For his part, Grzybowski said the expectation of a 4 Tcf storage figure this injection season is already reflected in current pricing. “There’s no one, really, that is not expecting for us to hit that level,” so “no matter what happens to the number,” whether it’s a little higher or a little lower, the impact on prices will probably be limited, he said.

As for when storage arbitrage might make a comeback, gas-electric harmonization is likely to fundamentally change how storage is valued moving forward, according to Sherwood.

“As the market continues to evolve around how we serve electric generation, the physical needs of the system to serve that kind of load are meaningfully different than the traditional kind of loads that the gas system has served,” he said. With electric generation bringing hourly changes in demand compared to the daily cycles in the gas market, “storage again plays an important factor in helping to bridge that physical operating gap.
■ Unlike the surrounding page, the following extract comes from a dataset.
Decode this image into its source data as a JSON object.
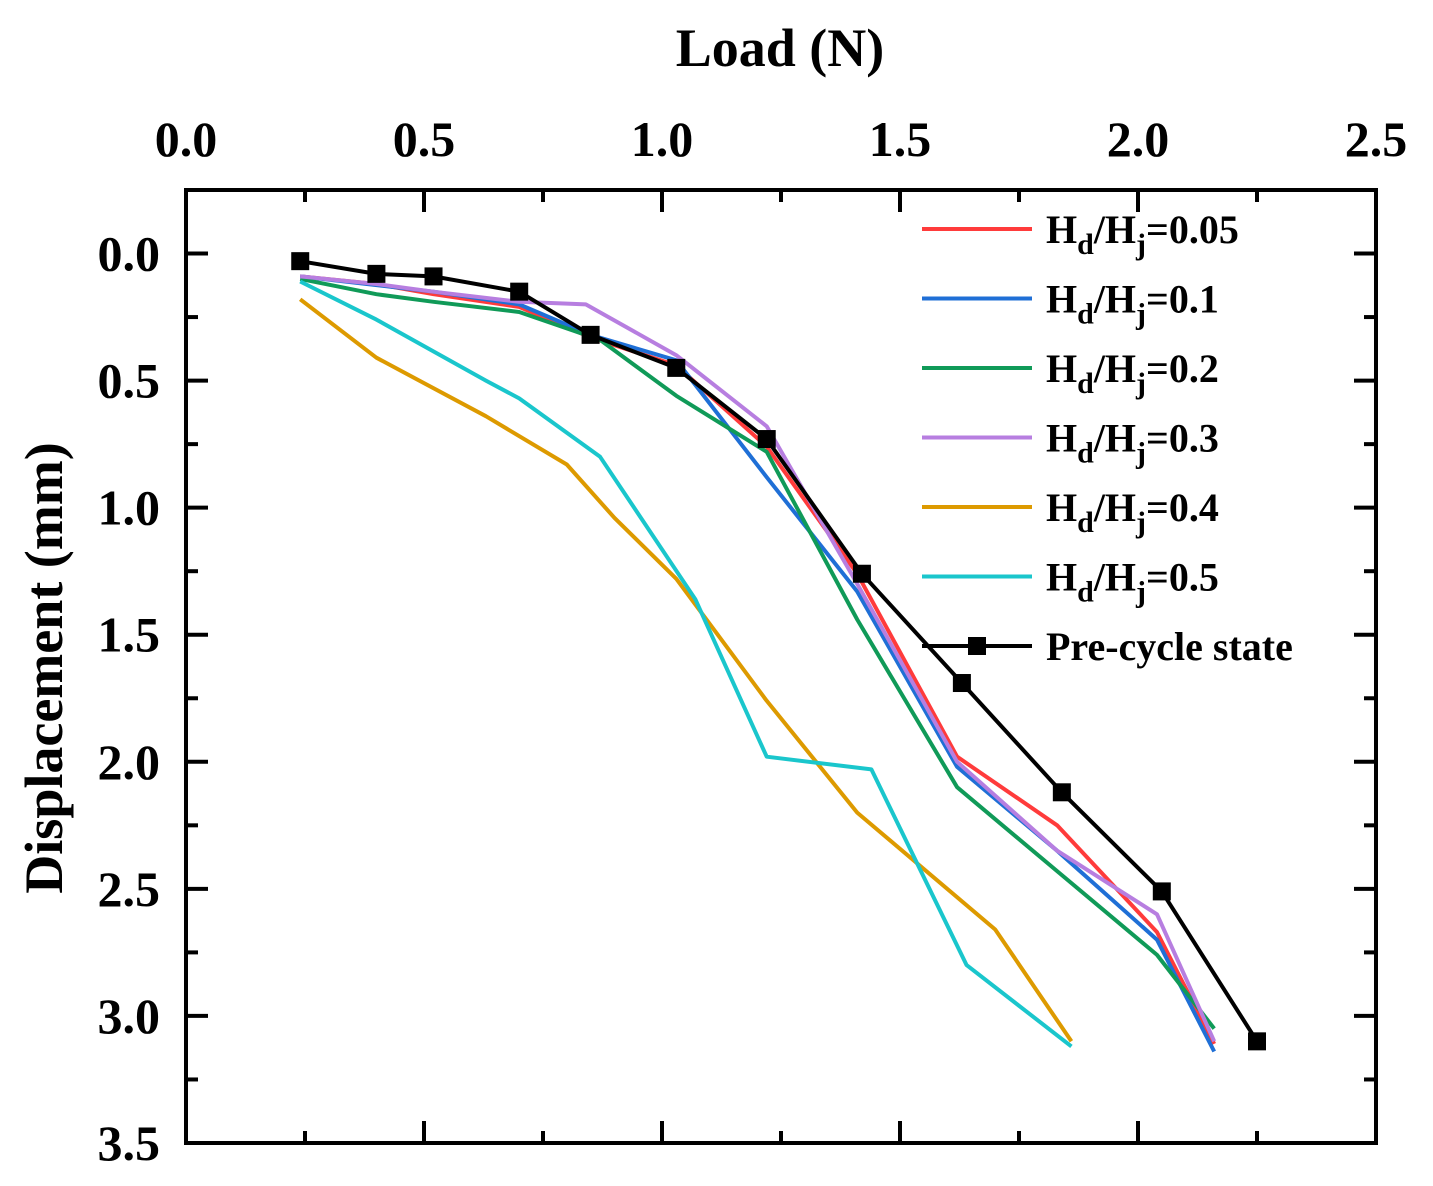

“I would say in three to five years you’re going to see storage be much more valued than it has been for the last three to five years,” though “to extract value out of storage, you’re probably going to have to work harder in the future,” he said.
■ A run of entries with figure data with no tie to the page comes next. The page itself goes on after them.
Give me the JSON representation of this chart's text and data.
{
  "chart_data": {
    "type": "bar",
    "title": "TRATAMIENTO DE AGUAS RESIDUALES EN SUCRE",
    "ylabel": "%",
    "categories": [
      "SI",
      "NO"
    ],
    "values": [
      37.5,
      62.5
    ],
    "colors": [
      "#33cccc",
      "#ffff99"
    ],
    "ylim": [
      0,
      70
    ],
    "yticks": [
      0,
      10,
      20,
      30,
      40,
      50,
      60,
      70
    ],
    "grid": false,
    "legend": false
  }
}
Steve Henderson, CFO of Patriots Energy Group, said storage arbitrage will be more situational moving forward, with more balance between summer and winter pricing as hot weather drives summer power burn.

“I’m not sure we’re going to see the return to the [$1.20 spreads] that we saw a few years ago, but it’ll be there from time to time based on certain weather patterns and electrical usage in the summer,” Henderson said.

The gas buyers also weighed in on they see LNG exports changing the market.

Sherwood said he’s seen forecasts of 6-10 Bcf/d of LNG exports as projects come online over the next few years. Low prices should “certainly push us more towards the higher end of that range,” he said, adding that he doesn’t think “it’s going to have much of an impact on the market price of gas” in the United States.

“There’s just so much potential production out there. You hear about how much production has been ratcheted down. The reality is, to get that production ratcheted back up really doesn’t take that much,” Sherwood said.

Henderson said he expects exports to Mexico to have a bigger impact on the market than LNG.

Grzybowski offered a different take, saying LNG has “the potential to really change the supply/demand imbalance that currently is favoring shale supply keeping prices down, because the big issue, a big concern for me is, what will the LNG export world look like in a few years? Is it going to be 10 Bcf/d? Is it going to be 15-20 Bcf/d?”

He added, “Until we really know over the next two to five years what exports really end up being, I’m [going to be] a little more conservative in thinking it could have more of an impact on pricing.”

Still, even as variables surrounding LNG export volumes have some anticipating more volatility in the market, Sherwood said he could envision LNG terminals helping to ease supply disruptions in certain situations.

“People talk about, and I understand the logic behind it, that LNG exports might add to volatility, but in a way, if you think about it, to some extent they could be a mitigating factor with volatility. Sometimes, particularly the kind of volatility … caused by a short-term dent associated with a constraint,” Sherwood said. “If you’ve got a lot of LNG coming down” to a nearby terminal for export, “the ability to defer that gas for a day or two for another use and not impact…future export market needs could actually result in there being some supply liquidity in an area where there wouldn’t otherwise be.”